Unlike in the gut, a recent report indicates that there were no differences in the expression of autophagy-related genes in the synovial tissues of patients with spondyloarthritis [35]. In PBMCs isolated from AS patients, there was decreased expression of ATG16L1, IRGM, and HSP90AA1 compared to healthy controls, with no significant modulation of MAP1LC3A, ATG5, and HSPA8 expression. These findings suggest that autophagy activation in patients with AS is a tissue-specific phenomenon with an important role reserved for the gut. In this regard, autophagy has been demonstrated to play an important role in the innate immune response against intestinal bacteria, and its expression seems to be potentially modulated by specific gut microbiota. The presence of dysbiosis in the gut of AS patients has been recently proven [36]. Gut dysbiosis might result in active stimulation of the innate immune system in AS patients, as indirectly suggested by the activation of PC in producing their antimicrobial products (lysozyme, phospholipase A2, and defensin 5) [37].

Another function of autophagy is connected to its ability to target improperly folded proteins for degradation in close connection with the endoplasmic reticulum stress response known as the unfolded protein response (UPR).
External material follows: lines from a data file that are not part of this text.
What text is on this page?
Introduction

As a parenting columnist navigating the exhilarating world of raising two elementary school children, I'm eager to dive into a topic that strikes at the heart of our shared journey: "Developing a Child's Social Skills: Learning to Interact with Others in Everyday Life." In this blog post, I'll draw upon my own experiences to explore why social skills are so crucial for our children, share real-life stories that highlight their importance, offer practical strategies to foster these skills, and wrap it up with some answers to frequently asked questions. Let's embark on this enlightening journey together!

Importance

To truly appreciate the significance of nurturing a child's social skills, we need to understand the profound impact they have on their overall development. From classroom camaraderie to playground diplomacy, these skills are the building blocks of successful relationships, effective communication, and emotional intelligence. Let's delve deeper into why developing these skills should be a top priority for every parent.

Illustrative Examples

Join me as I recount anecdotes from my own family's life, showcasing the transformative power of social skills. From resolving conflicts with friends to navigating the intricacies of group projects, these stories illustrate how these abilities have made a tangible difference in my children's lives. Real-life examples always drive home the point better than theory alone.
Misfolding of HLA-B27, which can be defined as the propensity of HLA-B27 molecules to oligomerize and form complexes in the endoplasmic reticulum (ER) with the chaperone BiP (HSPA5/GRP78), occurs in AS patients. Unlike transgenic rats where HLA-B27 is overexpressed and UPR activation is prominent, accumulation of misfolded heavy chains in AS does not activate the unfolded protein response. In in vitro studies, autophagy suppression induces a significant increase in free heavy chains expression that was paralleled by a significant increase in UPR markers. The inability to demonstrate UPR in some in vivo studies of AS patients could be due to compensation by excess autophagy. Autophagy and UPR regulate each other and perturbations of this fine balance can influence the pathogenesis of AS.

Conclusions

Autophagy is an active cellular process that can influence the immune system in multiple ways. Changes in autophagy have been linked to several diseases. Autophagy could be a critical missing link in the pathogenesis of AS. Further assessment of autophagy in studies on AS pathogenesis is warranted.